In the second quarter of 2020, syndicated loan issuance for small and medium-sized businesses reached $ 14.1 billion, slightly more than the $ 10 billion seen in the first quarter of 2009, according to data from finance and risk firm Refinitiv.
Fowler said business recovery could be well in the future. “It will take a long time. We haven’t seen opportunistic situations arise, ”he added.
Fowler said he would expect a number of secondary businesses in a crisis, including companies with battered balance sheets that need restructuring.
“We know that many companies have suffered and need liquidity. But people hide them in the portfolio. It’s because of the illiquid nature of our market and the recovery that has allowed them to kick the can, ”he said during the online forum entitled“ What to Expect When Facing Credit Stress. ”
The lack of opportunity has not stopped asset managers from raising large numbers of discard funds.
Jonathan Bock, Managing Director of Barings Global Private Finance Group and moderator of the webinar, said: “Much has been raised for free credit options, whether opportunistic”. [or] saddened. ”
[II Deep Dive: Barings’ Jonathan Bock Breaks His Silence. Investors Should Listen.]
Fran Beyers, Head of Middle Market Analysis at Refinitiv Financial Solutions, said, “As in 2009, there is no pipeline of meetings. My outlook for M&A is that we won’t see a normal M&A this year. ”By mid-2021, she expects better care.

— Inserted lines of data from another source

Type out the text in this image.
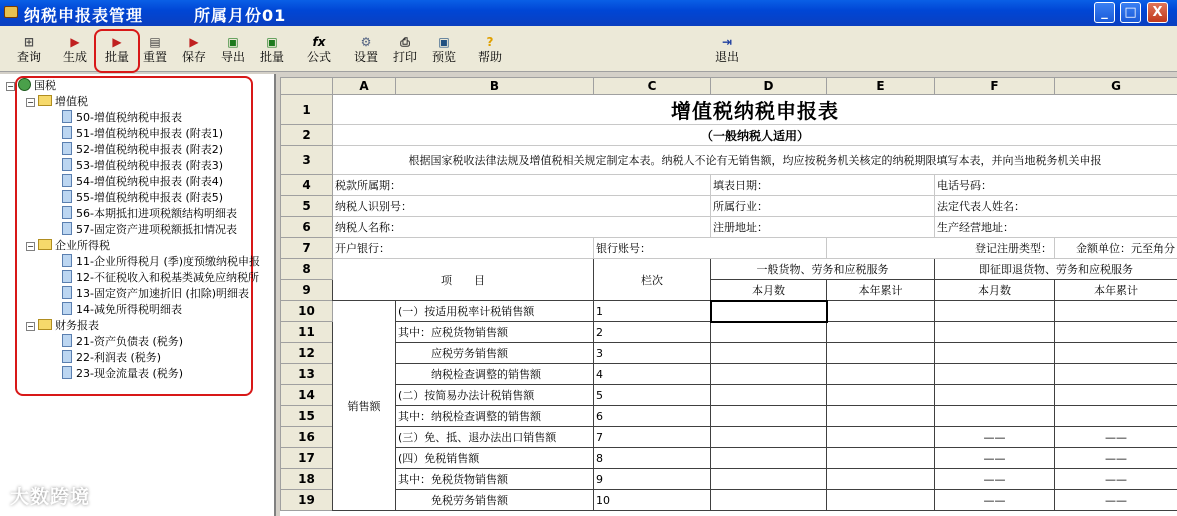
纳税申报表管理	所属月份01	_	□	X
⊞
查询
▶
生成
▶
批量
▤
重置
▶
保存
▣
导出
▣
批量
fx
公式
⚙
设置
⎙
打印
▣
预览
?
帮助
⇥
退出
− 国税
− 增值税
50-增值税纳税申报表
51-增值税纳税申报表 (附表1)
52-增值税纳税申报表 (附表2)
53-增值税纳税申报表 (附表3)
54-增值税纳税申报表 (附表4)
55-增值税纳税申报表 (附表5)
56-本期抵扣进项税额结构明细表
57-固定资产进项税额抵扣情况表
− 企业所得税
11-企业所得税月 (季)度预缴纳税申报
12-不征税收入和税基类减免应纳税所
13-固定资产加速折旧 (扣除)明细表
14-减免所得税明细表
− 财务报表
21-资产负债表 (税务)
22-利润表 (税务)
23-现金流量表 (税务)
	A	B	C	D	E	F	G
1	增值税纳税申报表						
2	（一般纳税人适用）						
3	根据国家税收法律法规及增值税相关规定制定本表。纳税人不论有无销售额，均应按税务机关核定的纳税期限填写本表，并向当地税务机关申报						
4	税款所属期：			填表日期：		电话号码：	
5	纳税人识别号：			所属行业：		法定代表人姓名：	
6	纳税人名称：			注册地址：		生产经营地址：	
7	开户银行：		银行账号：		登记注册类型：		金额单位：元至角分
8	项　　目		栏次	一般货物、劳务和应税服务		即征即退货物、劳务和应税服务	
9				本月数	本年累计	本月数	本年累计
10	销售额	(一）按适用税率计税销售额	1				
11		其中：应税货物销售额	2				
12		　　　应税劳务销售额	3				
13		　　　纳税检查调整的销售额	4				
14		(二）按简易办法计税销售额	5				
15		其中：纳税检查调整的销售额	6				
16		(三）免、抵、退办法出口销售额	7			——	——
17		(四）免税销售额	8			——	——
18		其中：免税货物销售额	9			——	——
19		　　　免税劳务销售额	10			——	——
大数跨境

“It’s still difficult for sponsors to do due diligence. Sponsors have to save money, and then there is the buyer-seller separation, ”said Beyers. “Nobody can agree on the price. Lenders don’t want anything Covid-iffy. They want Covid-Green companies that are either doing really well or having limited effects from Covid. “
Beyers added that everyone wants to invest in the same sectors as healthcare.

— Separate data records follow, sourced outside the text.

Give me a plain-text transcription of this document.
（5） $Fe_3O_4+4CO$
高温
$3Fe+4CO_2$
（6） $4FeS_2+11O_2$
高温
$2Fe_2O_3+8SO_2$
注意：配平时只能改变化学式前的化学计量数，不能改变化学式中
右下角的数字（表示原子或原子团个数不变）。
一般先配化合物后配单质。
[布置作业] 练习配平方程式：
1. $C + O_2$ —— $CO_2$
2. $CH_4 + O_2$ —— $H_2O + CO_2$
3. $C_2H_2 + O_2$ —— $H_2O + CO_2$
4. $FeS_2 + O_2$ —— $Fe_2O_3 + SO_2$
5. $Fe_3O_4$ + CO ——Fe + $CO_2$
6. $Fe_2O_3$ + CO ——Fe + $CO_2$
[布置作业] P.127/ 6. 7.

Bock pointed out that the data shared by Beyers suggests that lenders are fairly negative about the financial health of most of the companies in these portfolios, but are also irrationally optimistic about what they will recover from defaults.
“Both cannot be true,” he said.
“You can’t have that many issuers on a watch list and then expect above-average returns,” Beyers agreed.
Fowler added that midsize lending has changed since the last crisis, as managers with a wide range of expertise entered the business.
“In the mid-market with no liquidity and bilateral deals, the manager’s experience and access to capital will be critical to the results of these investments,” he said. “There are execution risks in midsize businesses and you need to think about managing the credit and possibly taking the keys and owning this business. There are players out there [that have] the research and capital to do it effectively – and other managers who don’t. “
When asked if he still views personal loans as defensive in the face of the challenges posed by Covid-19, Geoffrey Berg, chief investment officer of South Carolina Retirement System, said senior collateralized funds in the portfolio were focused on high quality during the discussion Securities that used modest leverage have held up well. “Some of our older legacies had problems. They were more opportunistic. ”
Berg stated that the asset class has done well for investors who understand the risks. “But we still have a long way to go,” he added.